天気予報で雹が降るかもしれないと言っていたので待っていた。雹でなく霰が短時間降った。雲が雹ができるほど厚くはなかったようだ。が、丁度その時外を歩かなければならず、参った(^^ゞ27th 種と容器がセットで、台所に置けるコリアンダーの芽が出た。おもちゃみたいでホントに発芽するのか怪しんでいたが、小さな緑の葉を見た時は嬉しかった。今まで直まきして成功した試しが無い。植木鉢に20粒位蒔いてやっと1本おいついた年もある。1年目、採る時期を逃して種になってしまったので、種を保存しておいて翌年蒔いたが、全然芽が出なかった時もある。今年こそ食べられそうな気がする(*^^)v
28th 先週届いた「流295」に昨年亡くなった島田廣子名誉理事長が昭和35年の創刊号に載せた文章の再録が出ていた。私の発病はその10余年後で、まだステロイド全盛の頃だと思うが、コーチゾンを生物製剤という言葉に置き換えて、その文章は今もなおリウマチ事情を反映している。そしてその後に出てくる「患者の個性、医者の個性(山田治基)」に心に残る記述があった。’患者の病状、個性に合わせた真の個別治療’今、正に私が求めている物はこれ。前半の都会の患者と地方の患者の差異についての印象には、何年か前に会った能登地区のリウマチさんを思い出した。
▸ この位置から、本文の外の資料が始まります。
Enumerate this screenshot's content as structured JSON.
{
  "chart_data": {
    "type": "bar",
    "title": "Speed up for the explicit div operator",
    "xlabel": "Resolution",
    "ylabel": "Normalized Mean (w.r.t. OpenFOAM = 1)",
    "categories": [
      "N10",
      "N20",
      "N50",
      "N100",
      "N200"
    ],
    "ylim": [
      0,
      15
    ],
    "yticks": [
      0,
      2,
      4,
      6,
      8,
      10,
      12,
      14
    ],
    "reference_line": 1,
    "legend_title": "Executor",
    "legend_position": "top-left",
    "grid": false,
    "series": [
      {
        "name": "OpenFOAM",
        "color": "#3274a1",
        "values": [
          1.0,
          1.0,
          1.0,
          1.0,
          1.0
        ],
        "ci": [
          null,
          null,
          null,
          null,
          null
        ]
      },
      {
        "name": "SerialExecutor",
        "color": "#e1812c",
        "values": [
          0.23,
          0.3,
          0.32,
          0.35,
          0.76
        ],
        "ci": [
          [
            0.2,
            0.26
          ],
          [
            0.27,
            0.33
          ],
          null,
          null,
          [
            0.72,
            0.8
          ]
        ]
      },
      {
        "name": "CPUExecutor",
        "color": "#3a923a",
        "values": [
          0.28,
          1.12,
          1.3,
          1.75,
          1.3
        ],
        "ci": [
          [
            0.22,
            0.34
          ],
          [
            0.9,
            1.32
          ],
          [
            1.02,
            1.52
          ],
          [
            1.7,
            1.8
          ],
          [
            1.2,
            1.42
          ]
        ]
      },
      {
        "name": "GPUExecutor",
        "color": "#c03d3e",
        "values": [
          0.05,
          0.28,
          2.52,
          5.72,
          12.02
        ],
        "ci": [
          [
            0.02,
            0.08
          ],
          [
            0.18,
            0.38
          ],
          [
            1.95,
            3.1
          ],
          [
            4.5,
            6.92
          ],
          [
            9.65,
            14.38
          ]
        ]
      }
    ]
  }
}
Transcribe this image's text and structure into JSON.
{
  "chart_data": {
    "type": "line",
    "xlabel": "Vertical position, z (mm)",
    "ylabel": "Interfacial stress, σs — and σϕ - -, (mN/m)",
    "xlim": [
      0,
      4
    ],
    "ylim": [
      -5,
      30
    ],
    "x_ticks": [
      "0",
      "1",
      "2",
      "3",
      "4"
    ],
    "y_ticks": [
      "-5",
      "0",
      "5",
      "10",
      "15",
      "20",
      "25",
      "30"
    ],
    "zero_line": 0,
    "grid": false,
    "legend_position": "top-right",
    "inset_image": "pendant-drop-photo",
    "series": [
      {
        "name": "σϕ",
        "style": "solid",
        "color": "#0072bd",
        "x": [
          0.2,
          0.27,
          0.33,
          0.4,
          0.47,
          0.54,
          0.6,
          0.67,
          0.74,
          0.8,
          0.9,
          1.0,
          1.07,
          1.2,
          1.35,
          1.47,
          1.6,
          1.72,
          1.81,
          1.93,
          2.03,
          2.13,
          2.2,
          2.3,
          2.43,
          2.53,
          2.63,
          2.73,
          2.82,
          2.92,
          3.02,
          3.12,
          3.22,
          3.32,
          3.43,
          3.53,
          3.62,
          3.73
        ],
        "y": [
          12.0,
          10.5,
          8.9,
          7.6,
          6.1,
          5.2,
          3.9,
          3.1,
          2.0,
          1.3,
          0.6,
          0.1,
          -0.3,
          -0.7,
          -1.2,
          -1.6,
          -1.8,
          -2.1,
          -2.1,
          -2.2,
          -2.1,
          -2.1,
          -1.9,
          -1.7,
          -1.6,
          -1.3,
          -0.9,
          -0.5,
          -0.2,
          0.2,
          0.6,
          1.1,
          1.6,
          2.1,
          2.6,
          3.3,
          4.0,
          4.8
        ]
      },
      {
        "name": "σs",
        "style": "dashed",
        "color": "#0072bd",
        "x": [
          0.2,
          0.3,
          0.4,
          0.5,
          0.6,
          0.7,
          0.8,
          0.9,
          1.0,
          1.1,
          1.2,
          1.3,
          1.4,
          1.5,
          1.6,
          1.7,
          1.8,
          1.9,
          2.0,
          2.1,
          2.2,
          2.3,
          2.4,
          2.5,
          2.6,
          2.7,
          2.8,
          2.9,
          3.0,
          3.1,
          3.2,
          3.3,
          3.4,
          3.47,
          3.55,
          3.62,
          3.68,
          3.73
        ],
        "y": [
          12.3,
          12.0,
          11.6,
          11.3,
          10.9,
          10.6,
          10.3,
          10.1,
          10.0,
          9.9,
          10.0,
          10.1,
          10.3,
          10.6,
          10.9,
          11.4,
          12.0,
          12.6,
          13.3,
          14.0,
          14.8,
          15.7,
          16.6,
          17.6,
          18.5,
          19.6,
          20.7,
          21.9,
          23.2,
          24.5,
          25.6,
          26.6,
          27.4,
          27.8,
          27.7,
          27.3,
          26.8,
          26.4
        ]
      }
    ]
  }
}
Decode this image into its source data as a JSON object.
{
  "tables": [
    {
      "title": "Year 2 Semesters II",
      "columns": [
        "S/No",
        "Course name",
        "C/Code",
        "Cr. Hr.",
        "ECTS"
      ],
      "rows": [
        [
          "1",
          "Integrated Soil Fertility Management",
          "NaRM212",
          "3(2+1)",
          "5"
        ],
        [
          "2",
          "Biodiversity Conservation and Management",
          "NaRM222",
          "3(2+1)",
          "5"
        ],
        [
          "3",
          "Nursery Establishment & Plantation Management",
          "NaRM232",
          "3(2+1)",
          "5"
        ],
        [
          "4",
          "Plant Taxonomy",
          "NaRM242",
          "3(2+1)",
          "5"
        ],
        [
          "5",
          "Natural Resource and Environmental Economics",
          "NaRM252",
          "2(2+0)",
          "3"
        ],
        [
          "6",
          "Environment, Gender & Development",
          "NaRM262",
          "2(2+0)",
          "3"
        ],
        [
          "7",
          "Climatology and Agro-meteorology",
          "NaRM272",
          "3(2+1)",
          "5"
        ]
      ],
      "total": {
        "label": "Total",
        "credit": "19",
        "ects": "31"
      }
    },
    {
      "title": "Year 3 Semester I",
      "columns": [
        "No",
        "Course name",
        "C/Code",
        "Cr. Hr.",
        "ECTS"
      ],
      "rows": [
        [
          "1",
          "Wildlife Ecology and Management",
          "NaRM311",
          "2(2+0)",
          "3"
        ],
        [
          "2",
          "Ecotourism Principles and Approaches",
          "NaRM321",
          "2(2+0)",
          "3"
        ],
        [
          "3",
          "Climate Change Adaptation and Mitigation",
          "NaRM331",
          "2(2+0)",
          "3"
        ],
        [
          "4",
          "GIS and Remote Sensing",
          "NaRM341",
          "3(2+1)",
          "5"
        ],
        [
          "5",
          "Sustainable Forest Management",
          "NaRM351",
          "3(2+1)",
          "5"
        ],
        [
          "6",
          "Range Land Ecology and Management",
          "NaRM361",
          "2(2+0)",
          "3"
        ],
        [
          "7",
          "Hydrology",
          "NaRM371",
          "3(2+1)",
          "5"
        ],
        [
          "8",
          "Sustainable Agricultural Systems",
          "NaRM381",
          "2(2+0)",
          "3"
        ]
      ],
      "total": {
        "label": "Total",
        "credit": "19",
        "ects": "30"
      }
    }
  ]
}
病状は軽くない。痛みもある。手の変形もかなりなものだが、決して絶望してはおらず、愚痴っぽくもなかった。山菜を採るのが愉しみで、あの体でどうやって山を歩けるのか不思議だった。彼女は自分と折り合う本当の智恵で自分の幸せを感じて生きてるように見えた。今の友の会ではもうめったにお目にかかれないタイプだ。体調が悪いこの時期に彼女を思い出せたのは、私の幸せだ。